Acclarato che la decisione della vendita rappresenta uno “schiaffo” alla memoria e alla generosità di don Marco e alla stessa comunità di Collepasso, mi pare evidente che le somme ricavate dalla vendita (di dubbia validità) dell’immobile debbano essere esclusivamente destinate alle finalità volute da don Marco e legate chiaramente alla vita della sua comunità, dal momento che immobile, libri e suppellettili, oggetto della donazione, sono a Collepasso.

Per il momento mi fermo qui… non senza rilevare alcune circostanze.

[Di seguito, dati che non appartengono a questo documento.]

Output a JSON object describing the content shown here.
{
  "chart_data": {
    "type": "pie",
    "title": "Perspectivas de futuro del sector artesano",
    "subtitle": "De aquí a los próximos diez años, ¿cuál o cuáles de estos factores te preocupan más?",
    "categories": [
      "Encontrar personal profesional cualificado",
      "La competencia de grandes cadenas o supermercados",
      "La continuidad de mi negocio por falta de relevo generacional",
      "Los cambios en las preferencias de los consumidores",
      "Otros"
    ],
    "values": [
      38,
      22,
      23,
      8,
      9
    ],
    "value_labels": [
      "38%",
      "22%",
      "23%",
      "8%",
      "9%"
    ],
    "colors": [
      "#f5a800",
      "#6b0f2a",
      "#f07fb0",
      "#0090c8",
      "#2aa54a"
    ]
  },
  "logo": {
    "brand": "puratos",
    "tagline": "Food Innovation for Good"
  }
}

La prima: davvero l’acquirente ha comprato l’immobile al solo scopo di abbattere la “casa-convento” di don Marco e ricavarne parcheggi?!? Se fosse così, la vicenda assumerebbe toni grotteschi e scandalosi sui quali la stessa Amministrazione comunale farebbe bene, nel caso fosse avanzata richiesta, di fare luce, interessando anche la Magistratura. Sarebbe, infatti, giuridicamente dubbio, oltre che moralmente e socialmente devastante, acconsentire alla distruzione di un luogo destinato per volontà del donante a “biblioteca” e all’“elevazione morale, culturale e religiosa” dei fedeli per farne un parcheggio per esigenze puramente “mercantili” (… mi sovviene l’immagine evangelica di Gesù che scaccia “i mercanti dal Tempio”… “non c‘è più religione!”, ci sarebbe amaramente da dire).

La seconda: è mai possibile che “uomini di Chiesa” dimostrino così tanto cinismo, insensibilità e ingratitudine, violando la volontà e “sporcando” la bellezza del gesto e delle finalità culturali e formative volute da don Marco, loro generoso confratello?!?

Per il momento mi fermo qui, in attesa di risposte chiare da chi di competenza.